Radio actually hedged a lot of bets in the 1950s. For every Make Believe Ballroom on the one hand, or Alan Freed's rock 'n roll party on the other hand, there were stations, and a format, that had it both ways. In New York, when Jerry Marshall left WNEW to go and host a similar show for competitor WMGM, that station was also adopting a new format for its afternoon, after school slot--a format that had recently been created by an Omaha, Nebraska radio station owner who noticed that the same songs kept being played over and over on the jukebox in a diner he frequented, and from that observation, Top 40 radio was born, and the top jukebox hits of any given week put Eddie Fisher and Perry Como cheek by jowl with Elvis Presley and Fats Domino. 
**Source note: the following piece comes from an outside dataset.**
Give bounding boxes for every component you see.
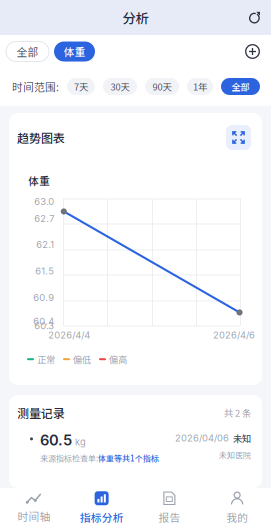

The jazz musicians of the 1950s and early 1960s did not go much to rock 'n roll for inspiration, although that would change later in the decade, but they could still go to Your Hits of the Week for songs to catch the ear of the something less than hard core jazz fan, and a populist like Gene Ammons would always have an ear open for that.
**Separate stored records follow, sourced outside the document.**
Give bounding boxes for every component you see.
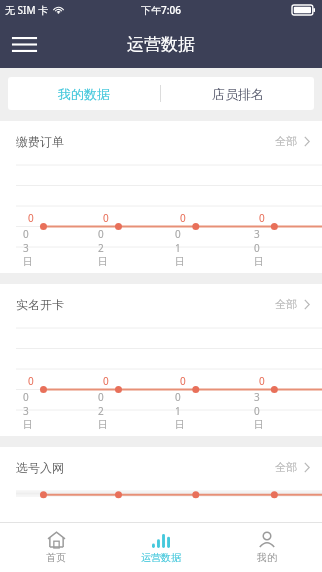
button[interactable]: 店员排名: [161, 77, 314, 110]
staticText: 店员排名: [212, 86, 264, 102]
staticText: 我的数据: [58, 86, 110, 102]
staticText: 实名开卡: [16, 297, 64, 312]
button[interactable]: 我的数据: [8, 77, 160, 110]
staticText: 全部: [275, 460, 297, 474]
staticText: 选号入网: [16, 460, 64, 475]
button[interactable]: 运营数据: [111, 523, 211, 572]
button[interactable]: 选号入网: [0, 447, 322, 487]
button[interactable]: 缴费订单: [0, 121, 322, 161]
button[interactable]: Menu: [2, 22, 46, 66]
staticText: 缴费订单: [16, 134, 64, 149]
staticText: 全部: [275, 297, 297, 311]
staticText: 下午7:06: [141, 3, 181, 17]
staticText: 我的: [257, 551, 277, 564]
staticText: 首页: [46, 551, 66, 564]
button[interactable]: 首页: [6, 523, 106, 572]
staticText: 运营数据: [141, 551, 181, 564]
staticText: 无 SIM 卡: [5, 3, 49, 17]
button[interactable]: 实名开卡: [0, 284, 322, 324]
staticText: 运营数据: [127, 34, 195, 55]
staticText: 全部: [275, 134, 297, 148]
button[interactable]: 我的: [217, 523, 317, 572]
And so with the songs on this album. "The Breeze and I" was originally a classical piece written by Cuban composer Ernesto Lecuona in 1928, made into a hit with English lyrics by Jimmy Dorsey in 1940. and then returned to Your Hits of the Week in 1955 by the Italian singer Caterina Valente. "Song of the Islands" was written by Hawaiian politician/songwriter Charles E. King in 1916, and brought back to radio and jukeboxes in the late 1950s by Marty Robbins, Andy Williams, and Annette Funicello.  Both of these were representatives of an odd genre of faux-exotic music called "exotica," described by bandleader Martin Denny, who more or less invented the genre, as  "a combination of the South Pacific and the Orient...what a lot of people imagined the islands to be's pure fantasy though." Which meant they were sort of novelty songs, but catchy and melodic. "The Five O'Clock Whistle" wasn't exotica, but it was a novelty, and catchy. Written by film composer Joseph Myrow in 1940, it was popularized by the orchestras of Duke Ellington and Glenn Miller, then brought back to life in 1955 as a pop instrumental (they had them in those days) by organist Lenny Dee. "Moonglow," written in 1933 by Will Hudson, has always been a favorite of dance orchestras, but found its way into top 40 radio in 1956, as part of a medley with the theme from Picnic, a movie vehicle for William Holden and Kim Novak, performed by George Cates, who would become Lawrence Welk's musical director.

"Soft Summer Breeze" was a minor 1955 hit for jazz/lounge pianist Eddie Heywood, who would have a much bigger hit the following year with "Canadian Sunset." "I Sold My Heart to the Junkman" was a 1948 hit for Dinah Washington, and did get a cover in the 1950s by the doowop group The Silhouettes, but that never went anywhere. It would become a career-making hit a few years later for Patti LaBelle and the Bluebells, but it's probably here just because Ammons liked it.

Jazz versions of top 40 hits were never likely to make a dent on Top 40 radio, but they could get played by the Martin Block/Jerry Marshall/William B. Williams types, and find their way onto certain jukeboxes. "The Breeze and I," "Moonglow," and "I Sold My Heart to the Junkman" all did get released on 45, as did "Don't Go to Strangers," which had been a jazz and Make Believe Ballroom hit, even making it onto the top 40 charts for Etta Jones (on Prestige). Two Ammons originals, "Up Tight!" and "Carbow" also made it onto 45. 

Both recording sessions were produced by Esmond Edwards. Up Tight! was released in 1961, Boss Soul! in 1963.